Un an après Laura qui consacra son pouvoir de fascination, Gene Tierney incarnait ce personnage de femme possessive, égoïste, maladivement jalouse et monstrueuse, rôle très fort qui m'a beaucoup marqué. Avec Laura et l'Aventure de madame Muir, c'est l'un des 3 films qui m'ont liés à la beauté troublante de Gene Tierney, grande actrice des années 40 dont je suis tombé amoureux alors que j'étais un adolescent qui écumait le Cinéma de Minuit de FR3 dans les années 70 et où beaucoup de ses films étaient diffusés lors de cycles. Je me mis alors en quête de voir tous ses films, mais ce n'était pas facile car à cette époque, l'accès aux films n'était pas aussi simple qu'aujourd'hui, les jeunes générations ne se rendent pas compte des facilités qu'ils ont de nos jours.
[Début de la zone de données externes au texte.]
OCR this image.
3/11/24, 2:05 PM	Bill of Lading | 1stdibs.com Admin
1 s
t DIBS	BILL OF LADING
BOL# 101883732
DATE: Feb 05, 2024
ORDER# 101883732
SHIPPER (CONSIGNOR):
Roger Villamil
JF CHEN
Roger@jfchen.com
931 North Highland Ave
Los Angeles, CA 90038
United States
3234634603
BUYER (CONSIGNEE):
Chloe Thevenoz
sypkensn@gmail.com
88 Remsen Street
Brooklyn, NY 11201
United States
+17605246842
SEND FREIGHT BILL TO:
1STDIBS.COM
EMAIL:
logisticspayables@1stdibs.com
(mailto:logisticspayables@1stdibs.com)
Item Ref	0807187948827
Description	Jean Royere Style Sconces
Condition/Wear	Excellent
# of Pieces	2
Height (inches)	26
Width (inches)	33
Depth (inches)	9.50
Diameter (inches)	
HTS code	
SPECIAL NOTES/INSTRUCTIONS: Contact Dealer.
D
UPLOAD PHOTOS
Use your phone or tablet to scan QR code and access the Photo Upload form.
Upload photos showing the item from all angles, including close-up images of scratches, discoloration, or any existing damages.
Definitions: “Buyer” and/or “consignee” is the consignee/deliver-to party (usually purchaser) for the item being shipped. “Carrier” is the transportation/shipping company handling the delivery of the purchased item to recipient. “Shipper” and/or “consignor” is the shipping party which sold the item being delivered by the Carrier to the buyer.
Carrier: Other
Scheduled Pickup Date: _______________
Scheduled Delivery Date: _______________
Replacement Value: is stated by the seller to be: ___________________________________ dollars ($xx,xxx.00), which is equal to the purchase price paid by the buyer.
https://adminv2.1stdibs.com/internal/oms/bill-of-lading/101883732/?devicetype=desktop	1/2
Spécialiste du mélo sentimental dans les années 30, John Stahl qui signe un de ses derniers films, livre ici un véritable cas clinique, puisque la femme maléfique incarnée par Gene est l'étude singulière d'un cas de névrose. C'est une épouse dont la jalousie est tellement exacerbée qu'elle est capable de commettre un meurtre indirect pour s'assurer l'amour exclusif de son mari, et de chuter dans un escalier pour avorter, elle ne sème que le malheur dans tout son entourage, cette jalousie est si destructrice qu'elle menace constamment la morale familiale et sociale. La manière dont elle se débarrasse de son gêneur ouvre un processus de haine et de frénésie qui rend le personnage tragique, un peu comme si on la plaignait d'être emportée par son obsession.
En 1945, le public n'a pas perçu cet aspect, mais tout ceci était quand même d'une grande hardiesse à Hollywood vis-à-vis de la censure encore active. Certaines de ces scènes sont d'une violence terrible, à peine adoucie par la couleur acidulée de la photo de Léon Shamroy, qui donne une esthétique romanesque très à la mode dans les années 40. La symbiose mélo et film noir est parfaite, elle se traduit par le comportement de mante religieuse de cette femme, prête à tout pour exercer cette jalousie mortelle ; inutile de dire que malgré ce rôle très négatif, je fus subjugué et à la fois choqué par Gene Tierney qui m'a définitivement envoûté, elle parvient à incarner un personnage très névrosé sous une apparence lissée, elle est fabuleuse. Un film dur, mais à ne pas rater.